I am aware that I am writing from a privileged perspective here: I have a schedule that allows me to work from home 2-3 days a week even when I am teaching; I have paid sick leave; I have savings; I have a spouse with (disability insurance) income who is currently at home. Also, colleagues who had their kids 15 years ago had a much worse situation.

Basically, I am torn between resenting the choices I have (due to lack of paid maternity leave) and feeling lucky for choices I have (due to income, savings, Mr. Luo being at home and so on). I know I am not alone.

24w5d

February 12, 2007

I had a short check-up on Friday. According to the doctor, everything is fine, and my belly measures just where it is supposed to be.
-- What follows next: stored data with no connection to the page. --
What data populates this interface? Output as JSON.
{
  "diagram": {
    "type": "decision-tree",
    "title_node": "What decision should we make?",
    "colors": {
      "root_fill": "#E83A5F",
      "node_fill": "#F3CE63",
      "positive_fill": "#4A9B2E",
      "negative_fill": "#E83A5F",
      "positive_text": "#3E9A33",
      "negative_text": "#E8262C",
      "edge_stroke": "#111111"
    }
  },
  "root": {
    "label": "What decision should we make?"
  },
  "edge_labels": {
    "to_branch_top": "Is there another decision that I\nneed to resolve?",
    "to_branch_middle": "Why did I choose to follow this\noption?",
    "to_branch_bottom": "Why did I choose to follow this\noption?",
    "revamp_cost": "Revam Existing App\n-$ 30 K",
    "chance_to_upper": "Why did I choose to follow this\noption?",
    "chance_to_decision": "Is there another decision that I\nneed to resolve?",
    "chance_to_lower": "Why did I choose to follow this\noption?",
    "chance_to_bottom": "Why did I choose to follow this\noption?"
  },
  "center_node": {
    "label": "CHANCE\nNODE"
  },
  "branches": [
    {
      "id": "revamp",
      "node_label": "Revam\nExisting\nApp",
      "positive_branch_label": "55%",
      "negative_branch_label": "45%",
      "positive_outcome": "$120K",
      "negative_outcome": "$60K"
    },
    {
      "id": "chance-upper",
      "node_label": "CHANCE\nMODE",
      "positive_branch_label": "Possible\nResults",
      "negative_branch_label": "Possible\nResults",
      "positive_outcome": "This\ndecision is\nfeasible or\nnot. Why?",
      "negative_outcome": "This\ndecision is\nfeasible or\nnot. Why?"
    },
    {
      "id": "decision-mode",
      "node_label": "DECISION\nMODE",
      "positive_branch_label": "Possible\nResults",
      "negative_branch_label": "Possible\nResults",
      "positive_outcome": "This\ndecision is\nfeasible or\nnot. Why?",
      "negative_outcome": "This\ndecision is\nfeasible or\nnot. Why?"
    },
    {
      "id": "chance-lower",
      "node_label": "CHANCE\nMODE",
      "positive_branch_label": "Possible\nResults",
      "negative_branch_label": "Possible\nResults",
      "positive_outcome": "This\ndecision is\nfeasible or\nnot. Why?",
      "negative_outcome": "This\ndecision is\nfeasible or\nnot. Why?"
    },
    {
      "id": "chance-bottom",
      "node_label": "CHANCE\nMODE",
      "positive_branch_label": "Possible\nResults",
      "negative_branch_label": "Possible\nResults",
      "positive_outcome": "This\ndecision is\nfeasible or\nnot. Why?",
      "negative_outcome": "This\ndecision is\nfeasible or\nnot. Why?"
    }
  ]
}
Ever since then, I have been thinking I look more pregnant, as opposed to just having a fat belly, but if there is one thing I have learned over the past decade, it is that I really have no accurate sense of what my body looks like, even when I am staring at it naked in a mirror. (If that doesn’t make sense, congratulations on not having any body-image problems.) Mr.Luo thinks I have looked pregnant for a long time. (Conversation a while back: “Do my breasts look bigger to you?” “Yes. They look maternal.”)

Despite the fact that I can now feel movement all the time, I still got worried when the nurse didn’t hear the heartbeat right away (she started looking on the wrong side).
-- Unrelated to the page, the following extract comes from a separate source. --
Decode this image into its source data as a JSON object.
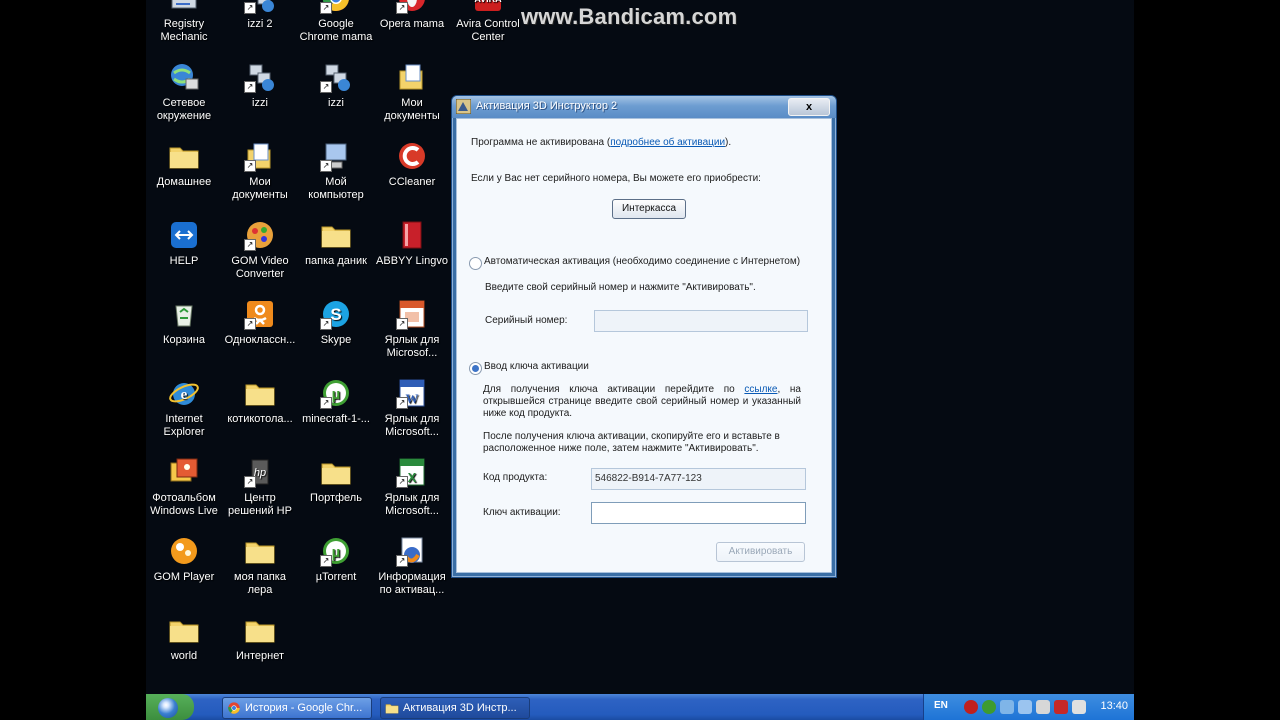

I have had some dizzy spells recently, which the doctor blames on the fetus moving around and cutting off flow of (oxygen?blood? both I guess) to brain. Except that he said “orthostatic hypotension” which I though was when the dizziness comes after getting up suddenly, which is not my problem. Also, blood in my stools is most likely from internal hemorroids. I know that is too much information, but having gotten so much of my information about pregnancy from blogs, I feel like I should share the gory details.

In other news, I signed us up for a childbirth education class (Bradley style) that starts on Valentines Day. Well, I sent a deposit, but the class was nearly full, so I have to check that we are, in fact, in the class.

We also booked tickets for our trip to see friends and family on the West Coast, though we haven’t quite finished with getting lodging and a rental car for one of the two places we’re visiting.

The childbirth class lasts 12 weeks. We’ll miss one class when we’re on our trip and one later on when we go to my academic conference in April. (The doctor said it was fine to go as long as I was still healthy then, at 34-35 weeks. At least one of my friends thinks I am crazy.)

In four weeks, I’ll have another sonogram to check that the kid’s growth is ok, and the one-hour glucose tolerance test to check for gestational diabetes. That’s something I’m at risk for, but I am trying not to worry about the test too much.

I have gotten over my hesitation at telling friends I am pregnant (I was writing a post about “showing and telling” in my head but was too lethargic to post). So now, people keep asking how I am, which is fine, and asking about morning sickness, which is funny to me because the first trimester was so long ago (yes, I have friends who were sick the whole time, but I think when most people ask, they are thinking about the typical first trimester nausea).